Le christianisme, l’art et la laïcité. De quelques exigences de méthode
Je n’ai cependant jamais douté du caractère globalement positif des effets que ce livre ne pouvait manquer de produire étant donné le succès que je lui ai tout de suite prédit. Harouel a des formules très dures et souvent heureuses pour condamner le non-art. C’est avec jubilation qu’on le voit clouer au pilori les Klein, Christo, César, Buren dont il écrit qu’ils « méritent d’êtres admirés non pas en qualité d’artistes, mais en qualité d’imposteurs et d’escrocs, car ils sont l’élite de la profession ». Eux et leurs pareils « pratiquent la seule forme d’escroquerie qui ne soit pas réprimée pénalement » (p. 127). La raison en est que leurs dupes sont consentantes et participent même, ajouterai-je, au succès de la supercherie dont ils partagent les profits. Ce sont des complices. Leurs véritables victimes ce sont nous tous qui sommes, comme le dit Harouel, « cruellement en manque d’art » (p. 128). Ce manque ne peut être ressenti que par les amoureux de l’art. En revanche le non-art « convient parfaitement » aux milliardaires incultes qui nous dominent.
Une Grèce théocratique ?
En empruntant son titre à Chateaubriand, Harouel nous incite de prime abord à nous demander s’il est chrétien car la foi du vicomte a toujours semblé d’une authenticité douteuse. D’ailleurs en lisant notre contemporain nous sommes vite fixés. Il se félicite des attaques de Voltaire, du baron d’Holbach, du curé Meslier contre la religion. Il regrette seulement que de tels blasphémateurs n’aient pu agir librement parmi les musulmans car dans ce cas l’Islam se serait transformé en une religion compatible avec notre société laïque. Celle-ci est l’idéal d’Harouel. Il insiste sur le fait que nos valeurs relèvent d’un christianisme sécularisé (p. 12), autrement dit cantonné, au mieux, dans le for intérieur. Ce n’est pas à quoi un chrétien accorderait sa préférence mais Harouel en fait constamment l’éloge au nom de la séparation du politique et du religieux qu’il absolutise à tort. Il applaudit Marcel Gauchet quand celui-ci déclare : « Si le christianisme devait disparaître ce serait parce qu’il aurait vraiment réussi ». Une telle « réussite » serait-elle souhaitable ? Harouel ne s’en inquiète pas. Il accueille de même avec faveur les propos de Rémi Brague selon qui « L’émergence d’un domaine profane […] la possibilité de sociétés « laïques » – voire celle d’un athéisme radical – est permise par l’idée d’incarnation » (p. 16). En somme, ces auteurs ne sont pas loin de partager l’opinion des païens qui accusaient les chrétiens d’être athées. Contre ce laïcisme affiché par Harouel, j’affirme qu’une société peut adhérer à un christianisme refusant la sécularisation et pratiqué fièrement au grand jour sans pour autant tomber dans la théocratie.

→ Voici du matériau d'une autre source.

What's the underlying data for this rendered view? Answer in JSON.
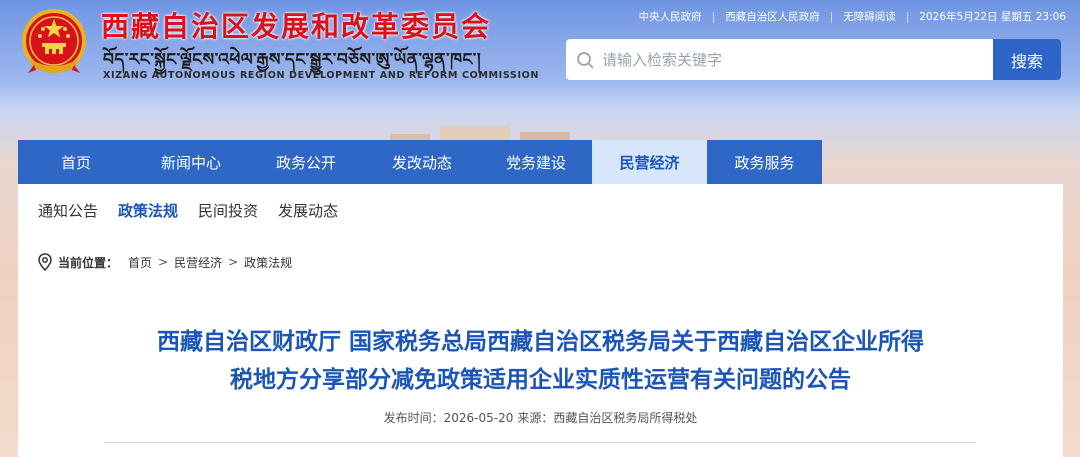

La majeure partie du livre d’Harouel a pour fil conducteur la thèse suivante : « Le christianisme a inventé la distinction du sacré et du profane » (p. 11). Se pourrait-il que les anciens Grecs aient ignoré cette distinction ? Ils seraient très surpris de l’entendre dire. Pour les Athéniens il y avait une nette différence entre la ville (astu) profane et l’Acropole sacrée. On devait prendre un bain avant d’y monter. Partout en Grèce, il y avait des enceintes appartenant à un dieu. Elles délimitaient un espace sacré nommé téménos. Les Phocidiens ayant cultivé des terres consacrées au dieu de Delphes, le conseil amphictionique déclencha contre eux la troisième guerre sacrée (356–346 av. J.-C.). Chez les Romains, l’intérieur du temple (fanum) est sacré, l’espace qui est devant (pro fanum) ne l’est pas.
Harouel identifie à tort le couple sacré/profane au couple religieux/ politique. Or il n’est pas moins inexact de prétendre que les anciens ignoraient cette dernière distinction comme il le fait en évoquant la « confusion du politique et du religieux de l’Antiquité païenne » (p. 122) ou encore « l’enchevêtrement entre le politique et le religieux » (p. 30). Cet enchevêtrement ne caractérise stricto sensu que le théocratisme islamique. Harouel en parle comme d’un « monisme » qu’il oppose au « dualisme » chrétien, usant d’une terminologie métaphysique tout à fait déplacée dans ce contexte. La séparation du politique et du religieux, qu’auraient ignorée les anciens, fonctionne chez notre auteur comme un passe-partout grâce auquel la philosophie de l’histoire n’a pas de secret pour lui.
A l’en croire, il aurait emprunté cette idée à un auteur vieux de quasiment deux siècles : Fustel de Coulanges. En réalité, Jean-Jacques Rousseau avait déjà soutenu dans l’Emile que les anciens ignoraient la distinction faite par Jésus-Christ quand il a déclaré que son royaume n’était pas de ce monde ou qu’il fallait rendre à César ce qui est à César et à Dieu ce qui est à Dieu. Selon Rousseau, dont l’erreur est identique à celle d’Harouel, chaque pays, chaque cité avait ses propres dieux, « ses dogmes et ses rites son culte extérieur prescrit par des lois ; hors la seule nation qui suivait [ce culte], tout était pour elle infidèle, étranger, barbare ». C’était « une espèce de théocratie dans laquelle on ne doit point avoir d’autre pontife que le prince, ni d’autres prêtres que les magistrats ».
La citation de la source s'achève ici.